“I think not. I suspect that negotiations are merely in progress.”

“But if he even was,” broke in Martin, violently, “I have made the fellow what he is, and he should do as I ordered him. Let him come in, Molly.”

“He is not in the house, uncle; he went down to the village.”

“Not here? Why didn't he wait? What impertinence is this?”

“He wished to bait his horses, and probably to get some breakfast for himself, which I had not the politeness to offer him here.”

“His horses? His tandem, I'll be sworn,” said Martin, with a sneer. “I 'll ask for no better evidence of what we are coming to than that Maurice Scanlan drives about the county with a tandem.”
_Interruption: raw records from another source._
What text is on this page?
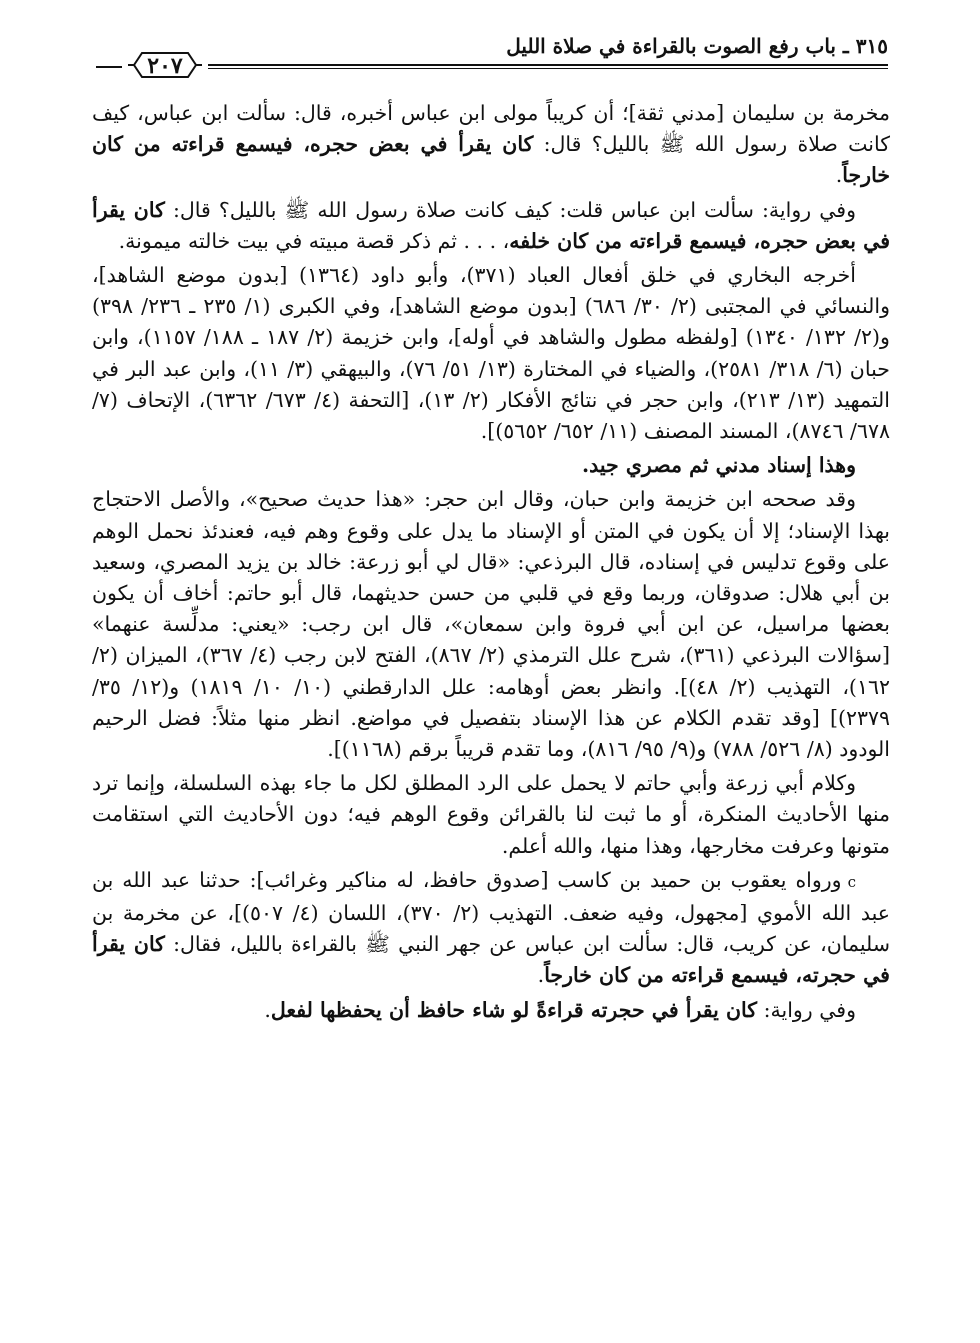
٣١٥ ـ باب رفع الصوت بالقراءة في صلاة الليل
٢٠٧

مخرمة بن سليمان [مدني ثقة]؛ أن كريباً مولى ابن عباس أخبره، قال: سألت ابن عباس، كيف كانت صلاة رسول الله ﷺ بالليل؟ قال: كان يقرأ في بعض حجره، فيسمع قراءته من كان خارجاً.

وفي رواية: سألت ابن عباس قلت: كيف كانت صلاة رسول الله ﷺ بالليل؟ قال: كان يقرأ في بعض حجره، فيسمع قراءته من كان خلفه، . . . ثم ذكر قصة مبيته في بيت خالته ميمونة.

أخرجه البخاري في خلق أفعال العباد (٣٧١)، وأبو داود (١٣٦٤) [بدون موضع الشاهد]، والنسائي في المجتبى (٢/ ٣٠/ ٦٨٦) [بدون موضع الشاهد]، وفي الكبرى (١/ ٢٣٥ ـ ٢٣٦/ ٣٩٨) و(٢/ ١٣٢/ ١٣٤٠) [ولفظه مطول والشاهد في أوله]، وابن خزيمة (٢/ ١٨٧ ـ ١٨٨/ ١١٥٧)، وابن حبان (٦/ ٣١٨/ ٢٥٨١)، والضياء في المختارة (١٣/ ٥١/ ٧٦)، والبيهقي (٣/ ١١)، وابن عبد البر في التمهيد (١٣/ ٢١٣)، وابن حجر في نتائج الأفكار (٢/ ١٣)، [التحفة (٤/ ٦٧٣/ ٦٣٦٢)، الإتحاف (٧/ ٦٧٨/ ٨٧٤٦)، المسند المصنف (١١/ ٦٥٢/ ٥٦٥٢)].

وهذا إسناد مدني ثم مصري جيد.

وقد صححه ابن خزيمة وابن حبان، وقال ابن حجر: «هذا حديث صحيح»، والأصل الاحتجاج بهذا الإسناد؛ إلا أن يكون في المتن أو الإسناد ما يدل على وقوع وهم فيه، فعندئذ نحمل الوهم على وقوع تدليس في إسناده، قال البرذعي: «قال لي أبو زرعة: خالد بن يزيد المصري، وسعيد بن أبي هلال: صدوقان، وربما وقع في قلبي من حسن حديثهما، قال أبو حاتم: أخاف أن يكون بعضها مراسيل، عن ابن أبي فروة وابن سمعان»، قال ابن رجب: «يعني: مدلِّسة عنهما» [سؤالات البرذعي (٣٦١)، شرح علل الترمذي (٢/ ٨٦٧)، الفتح لابن رجب (٤/ ٣٦٧)، الميزان (٢/ ١٦٢)، التهذيب (٢/ ٤٨)]. وانظر بعض أوهامه: علل الدارقطني (١٠/ ١٠/ ١٨١٩) و(١٢/ ٣٥/ ٢٣٧٩)] [وقد تقدم الكلام عن هذا الإسناد بتفصيل في مواضع. انظر منها مثلاً: فضل الرحيم الودود (٨/ ٥٢٦/ ٧٨٨) و(٩/ ٩٥/ ٨١٦)، وما تقدم قريباً برقم (١١٦٨)].

وكلام أبي زرعة وأبي حاتم لا يحمل على الرد المطلق لكل ما جاء بهذه السلسلة، وإنما ترد منها الأحاديث المنكرة، أو ما ثبت لنا بالقرائن وقوع الوهم فيه؛ دون الأحاديث التي استقامت متونها وعرفت مخارجها، وهذا منها، والله أعلم.

cورواه يعقوب بن حميد بن كاسب [صدوق حافظ، له مناكير وغرائب]: حدثنا عبد الله بن عبد الله الأموي [مجهول، وفيه ضعف. التهذيب (٢/ ٣٧٠)، اللسان (٤/ ٥٠٧)]، عن مخرمة بن سليمان، عن كريب، قال: سألت ابن عباس عن جهر النبي ﷺ بالقراءة بالليل، فقال: كان يقرأ في حجرته، فيسمع قراءته من كان خارجاً.

وفي رواية: كان يقرأ في حجرته قراءةً لو شاء حافظ أن يحفظها لفعل.
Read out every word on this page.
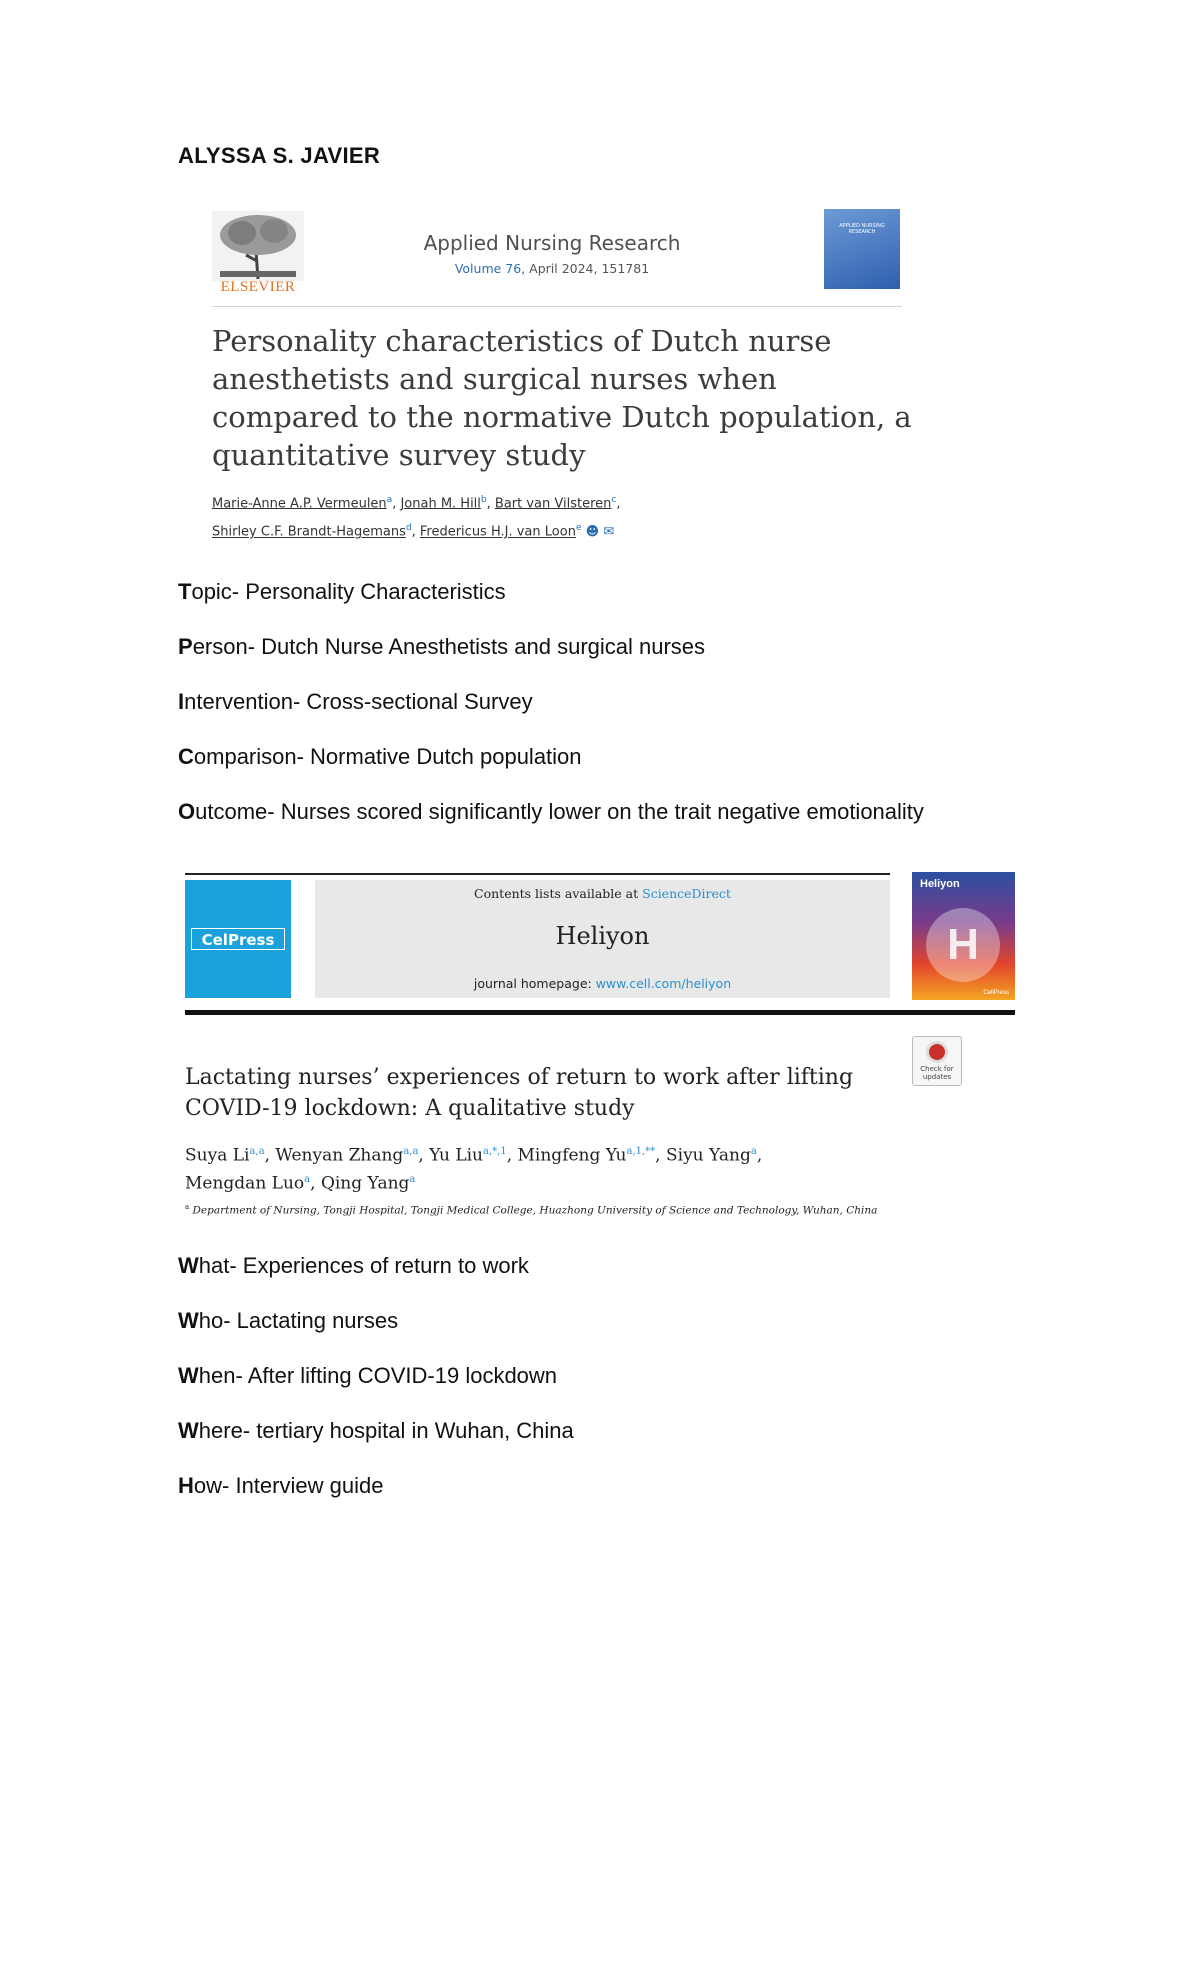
ALYSSA S. JAVIER
ELSEVIER
Applied Nursing Research
Volume 76, April 2024, 151781
APPLIED NURSING RESEARCH
Personality characteristics of Dutch nurse anesthetists and surgical nurses when compared to the normative Dutch population, a quantitative survey study
Marie-Anne A.P. Vermeulen$^a$, Jonah M. Hill$^b$, Bart van Vilsteren$^c$,
Shirley C.F. Brandt-Hagemans$^d$, Fredericus H.J. van Loon$^e$ ☻ ✉
Topic- Personality Characteristics
Person- Dutch Nurse Anesthetists and surgical nurses
Intervention- Cross-sectional Survey
Comparison- Normative Dutch population
Outcome- Nurses scored significantly lower on the trait negative emotionality
CelPress
Contents lists available at ScienceDirect
Heliyon
journal homepage: www.cell.com/heliyon
Heliyon
H
CellPress
Check for updates
Lactating nurses’ experiences of return to work after lifting
COVID-19 lockdown: A qualitative study
Suya Li$^{a,a}$, Wenyan Zhang$^{a,a}$, Yu Liu$^{a,*,1}$, Mingfeng $Yu^{a,1,**}$, Siyu Yang$^a$,
Mengdan Luo$^a$, Qing Yang$^a$
$^a$ Department of Nursing, Tongji Hospital, Tongji Medical College, Huazhong University of Science and Technology, Wuhan, China
What- Experiences of return to work
Who- Lactating nurses
When- After lifting COVID-19 lockdown
Where- tertiary hospital in Wuhan, China
How- Interview guide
“And handles them very neatly, too,” said Mary, with a malicious sparkle of her eye, for she could n't refrain from the spiteful pleasure of seeing her uncle in a regular fury for a mere nothing. All the more salutary, as it withdrew his thoughts from weightier themes.

“I'm sure of it, Miss Martin. I'm certain that he is a most accomplished whip, and as such perfectly sure to find favor in your eyes. Let him come up here at once, however. Say I want him immediately,” added he, sternly; and Mary despatched a servant with the message, and sat down in front of her uncle, neither uttering a word nor even looking towards the other.

“After all, Molly,” said he, in the quiet, indolent tone so natural to him—“after all, what does it signify who's in or who's out? I don't care a brass farthing about party or party triumphs; and even if I did, I 'm not prepared—What are you laughing at,—what is it amuses you now?” asked he, half testily, while she laughed out in all the unrestrained flow of joyous mirth.

“I have been waiting for that confession this half-hour, uncle, and really I was beginning to be afraid of a disappointment. Why, dearest uncle, you were within a hair's breadth of forgetting your principles, and being actually caught, for once in your life, prepared and ready.”